Southeastern is using AI to optimize linehaul and city routes, identifying runs that can be eliminated to reduce fuel costs.

“We are using AI and some other tools to make sure that all of our line haul runs each night, our city runs during the day, are as efficient as possible,” Cordero said. “If we can determine how to eliminate a run, all that does is save fuel.”

For carriers not yet investing, Cordero was blunt.

“I believe if you’re a carrier that is not investing in technology, not looking how to be more and more efficient, and then you’ve got these other factors of real estate investments, rising insurance costs, rising labor costs, it’s going to be tough to compete,” he said. “So, it’s almost a necessity to go and use technology in your business to make you more efficient, so you can compete.”

The open road’s new normal

The afternoon panel on autonomous and electric vehicles revealed that both technologies have moved well past the experimental stage. Jordan Coleman, chief legal and policy officer at Kodiak, reported that the company operates 10 fully driverless trucks in the Permian Basin, running around the clock and having delivered more than 5,200 loads with zero at-fault accidents.

Coleman described 2025 as the year trucking went driverless, with 2026 focused on scaling. Kodiak plans to launch driverless operations on public highways by year’s end.

John Verdon, cofounder and chief commercial officer of electric carrier Nevoya, described operating about 40 trucks across California, Texas and Arizona, with plans to deploy another 50 to 60 in Texas by the end of this year. He emphasized that electric trucking must stand on its economics.

“Adoption has to be driven by the economics, not regulation, generally speaking,” Verdon said. “Regulation can be a helpful catalyst, but we ourselves need to be the ones that demonstrate that we can win on the economics.”
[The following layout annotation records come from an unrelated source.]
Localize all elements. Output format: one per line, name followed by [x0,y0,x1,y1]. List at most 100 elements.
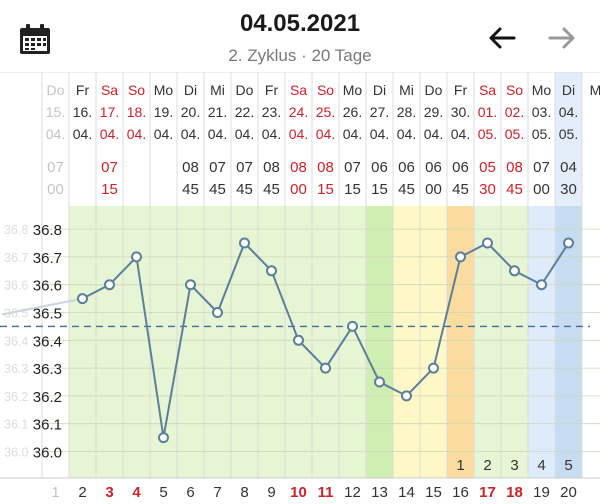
y-tick-label: 36.5 [33,306,62,323]
cycle-day-number: 10 [290,484,307,501]
calendar-icon[interactable] [18,22,52,56]
time-minute-label: 30 [479,181,496,198]
time-minute-label: 15 [344,181,361,198]
date-month-label: 04. [127,126,146,142]
cycle-day-number: 13 [371,484,388,501]
date-day-label: 01. [478,104,497,120]
arrow-right-icon[interactable] [544,20,580,56]
time-hour-label: 05 [479,159,496,176]
time-minute-label: 45 [236,181,253,198]
fertile-peak-band [366,206,393,478]
cycle-day-number: 12 [344,484,361,501]
time-minute-label: 00 [533,181,550,198]
date-day-label: 19. [154,104,173,120]
temperature-point [509,265,520,277]
date-day-label: 26. [343,104,362,120]
cycle-day-number: 5 [159,484,167,501]
weekday-label: Do [236,82,254,98]
temperature-point [374,376,385,388]
weekday-label: Do [425,82,443,98]
y-tick-label: 36.1 [33,417,62,434]
post-ovulation-count: 5 [564,457,572,474]
weekday-label: Mo [532,82,552,98]
y-tick-ghost-label: 36.4 [4,334,28,348]
temperature-point [104,279,115,291]
temperature-point [293,334,304,346]
time-minute-label: 45 [209,181,226,198]
y-tick-ghost-label: 36.7 [4,251,28,265]
date-month-label: 04. [262,126,281,142]
day-header-band [0,72,600,206]
arrow-left-icon[interactable] [484,20,520,56]
date-month-label: 04. [451,126,470,142]
weekday-label: Mi [210,82,225,98]
time-minute-label: 00 [425,181,442,198]
temperature-point [185,279,196,291]
weekday-label: Sa [101,82,118,98]
date-month-label: 04. [208,126,227,142]
infertile-band [528,206,555,478]
y-tick-label: 36.6 [33,278,62,295]
date-month-label: 04. [343,126,362,142]
date-day-label: 30. [451,104,470,120]
date-day-label: 25. [316,104,335,120]
y-tick-ghost-label: 36.3 [4,362,28,376]
cycle-day-number: 7 [213,484,221,501]
date-month-label: 04. [100,126,119,142]
date-month-label: 04. [73,126,92,142]
today-column-header [555,72,582,206]
y-tick-label: 36.3 [33,361,62,378]
y-tick-label: 36.0 [33,445,62,462]
time-minute-label: 45 [182,181,199,198]
date-month-label: 05. [532,126,551,142]
date-month-label: 04. [424,126,443,142]
time-hour-label: 07 [101,159,118,176]
date-day-label: 23. [262,104,281,120]
weekday-label: Fr [454,82,468,98]
date-day-label: 20. [181,104,200,120]
date-day-label: 04. [559,104,578,120]
weekday-label: M [590,82,600,98]
time-minute-label: 00 [47,181,64,198]
date-month-label: 04. [235,126,254,142]
temperature-chart[interactable]: 36.0 36.0 36.1 36.1 36.2 36.2 36.3 36.3 36.4 36.4… [0,72,600,504]
date-month-label: 04. [316,126,335,142]
time-hour-label: 08 [182,159,199,176]
temperature-point [428,362,439,374]
cycle-day-number: 15 [425,484,442,501]
cycle-day-number: 14 [398,484,415,501]
weekday-label: Mo [343,82,363,98]
time-hour-label: 07 [236,159,253,176]
temperature-point [455,251,466,263]
cycle-day-number: 18 [506,484,523,501]
time-hour-label: 06 [452,159,469,176]
cycle-day-number: 17 [479,484,496,501]
y-tick-label: 36.2 [33,389,62,406]
post-ovulation-count: 3 [510,457,518,474]
weekday-label: Sa [290,82,307,98]
cycle-day-number: 11 [318,484,334,501]
temperature-point [239,237,250,249]
temperature-point [212,307,223,318]
date-day-label: 29. [424,104,443,120]
time-minute-label: 30 [560,181,577,198]
time-hour-label: 07 [47,159,64,176]
y-tick-ghost-label: 36.0 [4,446,28,460]
weekday-label: Mo [154,82,174,98]
time-minute-label: 15 [101,181,118,198]
date-month-label: 04. [181,126,200,142]
date-day-label: 17. [100,104,119,120]
cycle-subtitle: 2. Zyklus · 20 Tage [228,46,372,65]
weekday-label: Do [47,82,65,98]
time-hour-label: 06 [371,159,388,176]
temperature-point [536,279,547,291]
page-title: 04.05.2021 [239,10,361,37]
time-hour-label: 04 [560,159,577,176]
date-day-label: 21. [208,104,227,120]
time-hour-label: 06 [398,159,415,176]
cycle-day-number: 16 [452,484,469,501]
time-minute-label: 15 [317,181,334,198]
weekday-label: Di [184,82,197,98]
y-tick-label: 36.8 [33,222,62,239]
cycle-day-number: 2 [78,484,86,501]
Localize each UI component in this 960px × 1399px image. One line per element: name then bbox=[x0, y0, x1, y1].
A point of no return — for the better

Across sessions, the pattern was the same: Technology that once seemed theoretical is now operational. Kodiak is hauling freight without drivers. Armstrong has automated 65% of its invoices. Sun Logistics has robots on its docks. Southeastern is using AI to cut unnecessary runs. These aren’t experiments. It’s how these companies run today.

“If you’re not doing it, you’re falling behind,” Klein said.

Wiesen put it more starkly.

“I think we’re close to the point of no return of getting knocked over if we’re not riding the wave,” he said. “At this point, I think move fast, move aggressively. Maybe the time for caution is a little bit behind us.”

Day 2 of Jump Start made clear that the speakers who took the stage weren’t pitching AI possibilities. They were reporting results.